Dating back to 1200 AD (The Mississippian Period), this mound is the tallest in Florida and the third tallest in North America. Turtle Mound is one of the most significant geographical sites on the east coast of the U.S. Historians estimate that it comprises 33,000 cubic yards of oyster shells, extends 600 feet along the Indian River and is 50 feet high. Dating back to prehistoric times, the mound was built by the Timucuan Indians, and served as a watch out point for enemies and approaching storms.
One of the most impressive accomplishments from the Mississippian time period was the construction of Mound Key, a manmade island dating back to 1500 AD built up over a thousand years from discarded shells. It featured a central canal, water-courts, and truncated pyramid shell mounds.
Big Mound City is an exceptionally sophisticated geometric earthwork located about 6 miles east of Lake Okeechobe. The complex possibly served to raise building foundations above the surrounding ground plain which flooded six months of the year. The mounds and causeways in the site are constructed from yellow and white sand.
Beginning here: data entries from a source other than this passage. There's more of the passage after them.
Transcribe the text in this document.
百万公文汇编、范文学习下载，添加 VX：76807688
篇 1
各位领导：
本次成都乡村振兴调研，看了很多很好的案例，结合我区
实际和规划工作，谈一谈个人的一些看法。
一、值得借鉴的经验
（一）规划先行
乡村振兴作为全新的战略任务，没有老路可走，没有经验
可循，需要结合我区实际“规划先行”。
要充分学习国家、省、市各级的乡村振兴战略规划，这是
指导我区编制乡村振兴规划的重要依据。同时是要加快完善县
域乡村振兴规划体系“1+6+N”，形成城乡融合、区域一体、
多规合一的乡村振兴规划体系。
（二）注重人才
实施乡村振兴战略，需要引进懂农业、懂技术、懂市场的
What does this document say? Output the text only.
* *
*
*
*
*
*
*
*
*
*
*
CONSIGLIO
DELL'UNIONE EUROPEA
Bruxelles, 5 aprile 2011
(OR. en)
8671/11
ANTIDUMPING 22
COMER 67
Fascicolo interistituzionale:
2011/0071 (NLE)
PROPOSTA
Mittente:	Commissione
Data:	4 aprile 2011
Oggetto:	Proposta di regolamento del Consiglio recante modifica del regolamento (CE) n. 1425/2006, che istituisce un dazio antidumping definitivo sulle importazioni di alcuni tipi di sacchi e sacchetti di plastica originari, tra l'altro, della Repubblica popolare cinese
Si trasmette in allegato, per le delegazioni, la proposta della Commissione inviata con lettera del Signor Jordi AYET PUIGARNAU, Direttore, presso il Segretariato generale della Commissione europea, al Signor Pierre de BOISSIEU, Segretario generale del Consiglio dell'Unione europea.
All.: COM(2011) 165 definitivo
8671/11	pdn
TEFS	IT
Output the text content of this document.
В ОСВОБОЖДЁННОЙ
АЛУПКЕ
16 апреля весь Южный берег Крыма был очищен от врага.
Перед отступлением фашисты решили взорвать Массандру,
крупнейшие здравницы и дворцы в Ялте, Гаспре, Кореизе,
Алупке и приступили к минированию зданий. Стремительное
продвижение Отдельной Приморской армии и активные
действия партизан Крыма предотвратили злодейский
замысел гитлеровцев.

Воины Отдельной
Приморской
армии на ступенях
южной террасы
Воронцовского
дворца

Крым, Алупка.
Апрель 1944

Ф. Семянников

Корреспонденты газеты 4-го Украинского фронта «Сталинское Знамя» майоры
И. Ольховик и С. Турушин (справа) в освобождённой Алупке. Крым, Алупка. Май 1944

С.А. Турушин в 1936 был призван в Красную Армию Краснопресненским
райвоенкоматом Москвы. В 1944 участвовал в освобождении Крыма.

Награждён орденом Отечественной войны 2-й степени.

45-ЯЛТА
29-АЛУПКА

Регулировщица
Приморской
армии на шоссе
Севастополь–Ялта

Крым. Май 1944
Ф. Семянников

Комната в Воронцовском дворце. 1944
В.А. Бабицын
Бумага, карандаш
Dating back to 1450 AD, the 10-acre site that encompasses Madira Bickel Mound was named after Mrs. Madira Bickel of Sarasota, who joined her husband Karl, in preserving Native American mounds from destruction. In 1948, the mound was purchased by the Bickels and donated, along with the surrounding land, to the state. The mound itself was the first site in Florida to become a state archaeological site.